Ich sehe ihn an. Er hat sich bereits wieder in seinem Sessel niedergelassen und sieht zu dem stumm geschalteten Fußballspiel. Auf dem Bildschirm ist ein Kommentator zu sehen, der irgendwas in die Kamera redet, was mein Dad zu verfolgen versucht.
Meine Wut ist gerade mehr als nur grenzenlos.

"Was ist?", konter ich wieder. "Kannst du plötzlich auch nicht mehr reden?"
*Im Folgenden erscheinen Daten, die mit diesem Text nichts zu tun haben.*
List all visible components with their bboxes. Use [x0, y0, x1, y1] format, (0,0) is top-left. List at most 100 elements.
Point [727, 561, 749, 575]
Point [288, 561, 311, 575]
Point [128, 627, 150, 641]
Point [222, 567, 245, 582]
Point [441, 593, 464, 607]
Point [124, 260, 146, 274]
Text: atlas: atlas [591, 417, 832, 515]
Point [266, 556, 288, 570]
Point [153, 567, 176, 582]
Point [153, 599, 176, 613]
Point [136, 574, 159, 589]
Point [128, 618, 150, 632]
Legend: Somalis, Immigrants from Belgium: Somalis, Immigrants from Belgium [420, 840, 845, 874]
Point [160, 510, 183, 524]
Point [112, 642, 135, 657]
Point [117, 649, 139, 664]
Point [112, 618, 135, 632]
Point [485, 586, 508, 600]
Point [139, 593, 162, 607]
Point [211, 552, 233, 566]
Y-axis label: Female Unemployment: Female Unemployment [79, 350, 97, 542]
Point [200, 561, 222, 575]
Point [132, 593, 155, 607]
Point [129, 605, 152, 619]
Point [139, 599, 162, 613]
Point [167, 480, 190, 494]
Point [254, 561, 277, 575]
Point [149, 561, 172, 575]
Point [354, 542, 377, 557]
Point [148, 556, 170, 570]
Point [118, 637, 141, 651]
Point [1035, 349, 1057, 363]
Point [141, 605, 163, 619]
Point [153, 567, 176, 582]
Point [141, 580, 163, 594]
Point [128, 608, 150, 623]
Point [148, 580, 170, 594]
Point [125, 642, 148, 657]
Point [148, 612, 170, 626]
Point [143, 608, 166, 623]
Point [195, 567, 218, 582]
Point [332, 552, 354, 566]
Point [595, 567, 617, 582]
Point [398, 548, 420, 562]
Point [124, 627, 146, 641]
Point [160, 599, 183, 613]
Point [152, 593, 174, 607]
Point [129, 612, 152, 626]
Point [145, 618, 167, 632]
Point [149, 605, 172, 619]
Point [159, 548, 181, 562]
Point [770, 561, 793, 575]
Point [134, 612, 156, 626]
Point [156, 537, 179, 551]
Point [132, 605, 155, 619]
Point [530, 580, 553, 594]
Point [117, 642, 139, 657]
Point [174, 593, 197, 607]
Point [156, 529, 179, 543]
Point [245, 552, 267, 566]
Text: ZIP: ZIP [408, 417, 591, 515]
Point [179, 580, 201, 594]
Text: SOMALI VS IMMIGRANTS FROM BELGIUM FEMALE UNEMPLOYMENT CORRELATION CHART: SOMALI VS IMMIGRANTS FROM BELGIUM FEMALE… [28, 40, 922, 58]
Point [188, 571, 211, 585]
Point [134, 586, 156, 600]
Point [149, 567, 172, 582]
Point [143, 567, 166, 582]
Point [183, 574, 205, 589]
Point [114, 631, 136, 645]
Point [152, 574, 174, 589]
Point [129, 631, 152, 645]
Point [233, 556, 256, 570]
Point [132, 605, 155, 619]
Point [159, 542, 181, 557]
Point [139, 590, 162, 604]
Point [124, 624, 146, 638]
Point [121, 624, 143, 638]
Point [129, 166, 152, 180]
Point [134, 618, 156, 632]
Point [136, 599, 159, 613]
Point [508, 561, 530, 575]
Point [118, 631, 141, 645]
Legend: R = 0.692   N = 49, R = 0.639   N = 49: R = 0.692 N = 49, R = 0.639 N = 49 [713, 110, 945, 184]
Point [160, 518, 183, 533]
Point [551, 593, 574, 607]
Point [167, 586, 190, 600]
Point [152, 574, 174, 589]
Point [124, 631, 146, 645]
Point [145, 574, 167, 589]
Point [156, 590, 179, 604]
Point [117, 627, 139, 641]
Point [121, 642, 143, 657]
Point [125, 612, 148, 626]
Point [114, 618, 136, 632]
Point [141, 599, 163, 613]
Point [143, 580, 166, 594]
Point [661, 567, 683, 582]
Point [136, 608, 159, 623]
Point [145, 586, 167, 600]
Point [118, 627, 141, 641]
"Du bringst einfach diesen Kerl mit hier her und behauptest, dass er dein Freund ist, und dann lässt du zu dass er so mit deinem Vater spricht..."

Ich schlucke.
Bitte was?

"Du willst mich verarschen...", lache ich. Ich bin froh, dass Austin nicht hier ist. Würde er das mitbekommen, dann weiß ich echt nicht wie ich ihm das hätte erklären sollen.

"Du bist undankbar, das ist alles."

"Ich bin was?"

"Undankbar" Seine braunen Augen sehen mich an. Ich erkenne in ihnen kaum meinen eigenen Vater wieder. Sein Leben war mal gefüllt mit Liebe und Zuneigung zu seinen Kindern, Liebe für seine Frau und Fürsorge. Jetzt sehen seine Augen leer aus, genau wie sein Herz. So als hätte der Alkohol alles davon geschwemmt. "Du bringst diesen Kerl hier her, lässt ihn mich beleidigen, kündigst die Wohnung, nimmst Austin mit dir und kommst mich nicht einmal mehr besuchen. Du bist undankbar, du schätzt nicht wert, was ich für euch getan hab."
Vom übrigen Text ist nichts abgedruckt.